While previous studies have provided insight into potential sex-based differences in the relationship between airway size and lung size, they have been limited either by the use of indirect estimates of airway size (12, 27) or by the use of an examination of the airways above the tracheal carina (13, 14, 19, 23). In addition, the majority of these studies have not made comparisons between men and women of equal size, making interpretation of potential airway differences difficult. As such, the purpose of this study was twofold. First, we sought to determine the relationship between lung size and airway size in men and women of varying stature. Second, we asked if men and women matched for lung size would still have differences in airway size and if so where along the pulmonary airway tree would these differences exist. To this end, we used computed tomography (CT) in men and women to provide quantitative measures of airway luminal areas. The larger conducting airways are defined as generations 0 through 16 (18). In this study we reported data for airways up to segmental bronchi (generation 3), which we have defined as the large and central airways.
METHODS
Subjects.
A total of 57 (28 male, 27 female) subjects for this study were selected from the British Columbia Cancer Agency “Lung Health Cohort” (26). The clinical ethics review boards of the British Columbia Cancer Agency and the University of British Columbia approved the study. All subjects provided informed consent to allow their spirometry and CT images to be used for research. This is a cohort of heavy smokers who have been screened for the presence of lung nodules using CT scans. All subjects were former smokers at the time of the study.
Spirometry.
Spirometry was conducted according to American Thoracic Society recommendations. The forced expiratory volume in 1 s (FEV1) and forced vital capacity (FVC) were recorded in liters and expressed according to predicted values (9).
Study overview.
The relationships between airway size, biological sex, and lung size were assessed in two ways. First, we measured airway luminal area (Ai) in men (n = 25) and women (n = 25) who were matched for age, body mass index (BMI), smoking history, percent predicted FEV1, FEV1/FVC, and CT measured total lung volume [expressed as % of predicted total lung capacity (TLC)]. The purpose of this approach was to examine subjects of a broad range of body heights to extend the range of lung volumes in each group. Second, we examined a separate set of men (n = 10) and women (n = 11) who were matched for lung size (estimated from FVC). The purpose of this analysis was to compare airway luminal areas in males and females with similar lung volumes to remove the independent effect from lung size and therefore reveal any sex-based difference in the relationship of airway size to lung parenchyma size.
CT scans.
All CT scans were acquired in the volume scan mode at suspended full inspiration with subjects in the supine position. No intravenous contrast media was used. These CT scans were acquired using a Siemens scanner (Siemens Medical Solutions, Erlangen, Germany, Siemens Sensation 16 multislice scanner, 120 kVp, 215 mA, 1.0-mm slice thickness, and a low spatial frequency reconstruction kernel, i.e., B35f) The effective radiation dose for this protocol was <1.5 mSv, providing minimal risk in this cohort of men and women aged 50–75 yr.

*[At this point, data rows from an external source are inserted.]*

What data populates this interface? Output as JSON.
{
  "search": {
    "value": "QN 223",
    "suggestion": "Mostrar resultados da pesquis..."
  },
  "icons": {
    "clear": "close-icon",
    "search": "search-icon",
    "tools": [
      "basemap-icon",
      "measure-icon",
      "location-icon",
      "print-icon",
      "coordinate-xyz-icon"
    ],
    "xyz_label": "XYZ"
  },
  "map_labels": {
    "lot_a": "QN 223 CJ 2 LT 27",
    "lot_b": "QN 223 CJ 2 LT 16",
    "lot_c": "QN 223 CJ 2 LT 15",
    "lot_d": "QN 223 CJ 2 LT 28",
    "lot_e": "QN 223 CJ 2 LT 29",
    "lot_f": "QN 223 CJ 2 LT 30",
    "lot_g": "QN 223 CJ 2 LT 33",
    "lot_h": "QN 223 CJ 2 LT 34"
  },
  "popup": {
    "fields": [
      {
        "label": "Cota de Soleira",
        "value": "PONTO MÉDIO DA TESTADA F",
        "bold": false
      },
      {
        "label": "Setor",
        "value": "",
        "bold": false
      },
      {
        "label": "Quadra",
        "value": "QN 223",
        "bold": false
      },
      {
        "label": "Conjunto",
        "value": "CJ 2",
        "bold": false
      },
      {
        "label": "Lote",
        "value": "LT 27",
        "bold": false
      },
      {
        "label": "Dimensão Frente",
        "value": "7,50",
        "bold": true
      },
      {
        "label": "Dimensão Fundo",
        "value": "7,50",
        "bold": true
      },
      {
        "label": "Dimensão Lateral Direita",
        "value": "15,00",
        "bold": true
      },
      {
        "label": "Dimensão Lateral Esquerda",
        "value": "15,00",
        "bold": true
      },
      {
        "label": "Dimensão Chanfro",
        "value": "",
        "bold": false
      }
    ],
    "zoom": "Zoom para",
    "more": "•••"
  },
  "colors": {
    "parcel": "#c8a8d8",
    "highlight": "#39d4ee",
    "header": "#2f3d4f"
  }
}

All CT scans were analyzed using Pulmonary Workstation 2.0 software (Vida Diagnostics, Iowa City, IA), and the airway tree was reformatted into three-dimensional images (Fig. 1). Briefly, lungs were segmented from the thorax wall, the heart, and main pulmonary vessels. The airways were segmented using a region-growing algorithm starting in the trachea and projecting to the smallest airway visible on the CT scan as previously described (8, 32). The lumen of the airway (Ai, in mm2), was measured for all identified airway segments at the midpoint between airway branches.
Fig. 1.
Three-dimensional reconstruction of an airway tree in a 56-yr-old ex-smoking male. Blue region represents the segment that was measured. LMB, left main bronchus; LUL, left upper lobe; LB, left bronchus; LLB, left lower lobe; RMB, right main bronchus; RUL, right upper lobe; RB, right bronchus; BRONINT, intermediate bronchus; RLL, right lower lobe; Tri, trifurcation of an airway into 3 segments.
Quantitative densitometric analysis was performed, and areas of CT emphysema were defined as low attenuation areas (LAA) less than −950 Hounsfield units (6). The percentage of LAA was used to estimate the amount of emphysema.
Statistical analyses.
Descriptive characteristics were compared between sexes using unpaired t-tests. Analysis of variance procedures were used to compare Ai values. To test for associations between selected airways and pulmonary function parameters, simple linear regression analysis using Pearson correlations were performed. A P value of <0.05 was considered statistically significant. Values are presented as means ± SD.
RESULTS
Subjects.
Subject characteristics are summarized in Table 1. Female and male subjects were matched for age, BMI, smoking history, and spirometry measurements. Males were significantly taller, heavier, and had larger lung volumes. Table 2 summarizes descriptive characteristics for those subjects matched for lung size. Males were slightly, but significantly, older than females. However, indexes of lung size showed that men and women were well matched. Males had a significantly lower FEV1 %predicted as we purposely selected males who were on average smaller in stature and therefore lung size.
Table 1.
Descriptive characteristics of subjects of varying body size
| Men (n = 25) | Women (n = 25) | |
|---|---|---|
| Age, yr | 56.6±4.9 | 58.3±3.4 |
| Height, cm | 178.4±5.0* | 164.2±6.3 |
| Weight, kg | 88.3±11.4* | 72.3±8.7 |
| BMI, kg/m2 | 27.8±3.6 | 26.9±3.3 |
| Smoking, pack-yr | 51.8±18.8 | 45.8±12.8 |
| FEV1.0, liters | 3.92±0.77* | 2.48±0.45 |
| FEV1.0, %predicted | 102.1±14.7 | 96.8±12.6 |
| FEV1.0/FVC | 78.4±3.4 | 78.0±4.5 |
| FVC, liters | 4.99±1.00* | 3.16±0.46 |
| Lung volume at CT scan, %predicted TLC | 72.7±10.3 | 75.4±12.0 |
| Lung volume at CT scan, ml | 6008±938* | 4549±692 |
| LAA% | 2.7±2.0 | 3.0±1.6 |
Values are means ± SD. BMI, body mass index; FEV1.0, forced expiratory volume in 1 s; FVC, forced vital capacity; TLC, total lung capacity; LAA%, percent low attenuation areas.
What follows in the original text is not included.